Many children will be helped if you teach them to ‘hide’ the part of the word using a strip of card or their thumb: the pupil hides the ‘end’ of the word, focuses on the first syllable, which he reads, then uncovers the next syllable to read, and so on to the end of the word.

Additionally, children may mark up words for reading. The mark-up will not only help identification but will ease working memory (retention of the parts already identified). Also, it will free up resources needed for comprehension.

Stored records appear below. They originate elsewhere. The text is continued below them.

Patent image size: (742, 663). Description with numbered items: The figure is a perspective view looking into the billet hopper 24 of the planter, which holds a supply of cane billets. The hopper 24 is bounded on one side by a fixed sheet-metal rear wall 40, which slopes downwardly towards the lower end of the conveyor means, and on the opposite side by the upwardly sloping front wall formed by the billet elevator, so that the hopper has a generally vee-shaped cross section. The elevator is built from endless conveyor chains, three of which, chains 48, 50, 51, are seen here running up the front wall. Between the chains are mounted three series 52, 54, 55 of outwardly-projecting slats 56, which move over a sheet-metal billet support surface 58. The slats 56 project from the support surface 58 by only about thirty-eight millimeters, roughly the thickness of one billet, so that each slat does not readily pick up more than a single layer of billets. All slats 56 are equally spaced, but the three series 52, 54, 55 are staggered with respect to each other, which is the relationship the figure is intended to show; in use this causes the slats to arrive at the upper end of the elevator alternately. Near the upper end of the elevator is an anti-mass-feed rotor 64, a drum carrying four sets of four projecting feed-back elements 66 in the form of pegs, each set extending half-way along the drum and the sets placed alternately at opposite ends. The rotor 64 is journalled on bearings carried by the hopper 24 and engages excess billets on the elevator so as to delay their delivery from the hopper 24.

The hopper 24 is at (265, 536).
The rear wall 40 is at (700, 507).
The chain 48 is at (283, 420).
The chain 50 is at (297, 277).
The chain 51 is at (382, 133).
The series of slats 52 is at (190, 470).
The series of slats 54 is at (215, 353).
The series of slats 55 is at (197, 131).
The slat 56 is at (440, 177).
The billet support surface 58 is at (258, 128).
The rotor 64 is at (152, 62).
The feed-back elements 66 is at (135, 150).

See this example taken from the Dyslexia Institute Learning Programme from Dyslexia Action:

Take the word < knowledgeable >.

  • – underline the complex grapheme(s), i.e. of more than one letter or irregular ( < ow >, < ea >, < ble > )
  • – cross-out silent letters ( < k > )
  • – frame the prefix or suffix ( < -able > )
  • and so < knowledgeable >

For other words:

  • – circle final regular syllables which have a similar pronunciation ( < -er >, < -sion >, < -tion > )
  • – if the words have a < c > or < g >, then mark them for saying < s > before < i > < e > or < y >, by putting a little squiggle under them to show that this ‘looks more like’ < s > and is softer
  • – for the < g > before < i > < e > or < y > put a dot above it so that it looks a bit more like a < j >

Obviously, this marking up will not be suitable for very irregular words. But do not lose sight of the fact that some parts of every word have regular correspondences, especially consonants, for example:

s > and < d > in < said >

The pupils must be helped to rely on these regular associations.

Practice irregular words at frequent intervals and offer many opportunities to read them at school and home. You could also make up a ‘reading pack’ of irregular words.

Children with a good visual memory will benefit from seeing irregular words written on cards.